Attraversare la porta della Galleria Asian Art di Renzo Freschi è come oltrepassare, con un solo passo, lo Stargate e lo Specchio di Alice. Un solo unico passo per lasciarsi alle spalle l’elegante Quadrilatero, la girandola vorticosa delle vetrine dei grandi stilisti, delle incombenti immagini di cartone, dei lampeggianti spot a led, dei tiktoker e degli influencer dall’aspetto asettico e filtrato, ed entrare in un mondo sospeso tra storia e mito, nel quale le drammatiche maschere del teatro Nō e del teatro popolare dell’India, le sculture e le teste finemente lavorate rappresentanti le molteplici forme delle divinità buddiste, i fregi di pietra secolare o di antichi legni dorati, gli arazzi preziosi e le fini porcellane, raccontano, in raccolto silenzio, delle culture millenarie dell’India, dell’antico regno del Gandhāra, del Tibet, del Giappone e delle regioni più note o più remote della Cina e di tutto l’Oriente.
Nelle due sale e lungo il corridoio della Galleria, attraverso il quale si avanza con la sensazione di fluttuare immersi nella piscina del Tempo, le opere di Teresa Maresca non restano appartate e raccolte in una mostra a sé stante, ma si distribuiscono lungo il percorso inserendosi nel contesto con discrezione e armonia. L’artista ha già visto in passato le sue opere collocate lungo un circuito espositivo già esistente, ma la mostra alla Galleria Asian Art è un’esperienza nuova, un allestimento anomalo sia per la Maresca che per Renzo Freschi, per sua stessa ammissione, restio a ospitare mostre di arte contemporanea se non orientali, ma la cui pluridecennale esperienza ha saputo cogliere nelle opere della Maresca quel velo di mistero non svelato, proprio delle vere opere d’arte, in particolare delle antiche civiltà.

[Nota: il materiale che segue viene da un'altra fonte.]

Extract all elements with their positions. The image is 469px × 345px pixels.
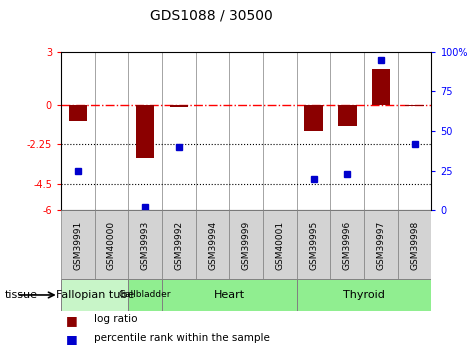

Gli oggetti della Galleria Asian Art non sono spettatori ammaliati, ma accolgono le opere della Maresca creando insieme un elegante racconto, un annodarsi di miti poesie e leggende orientali in un dialogo aperto tra passato e presente, tra arte antica e arte contemporanea. Da vera artista qual è, Teresa Maresca si è immersa nella cultura del glorioso passato artistico giapponese immedesimandosi nei miti e nella poesia, per porsi, senza sfide ma senza paure, con raffinata maestria di fronte alla grande arte orientale con il suo sogno e la sua favola vera.
Maria Luisa Paolillo, vive e lavora in Brianza. Fotografa, appassionata di arte, poesia, letteratura, si occupa di reportage di eventi artistici e culturali, di fotografia di scena, di esplorazione dello spazio urbano, di street photography. Ha al suo attivo diverse mostre fotografiche collettive e una personale dal titolo “L’onore del visibile”, esposta per la prima volta presso il Centro Culturale Artistico Rosetum di Milano nel 2018. È l’autrice delle immagini pubblicate in questo articolo. In apertura, “Ninfea” di Teresa Maresca.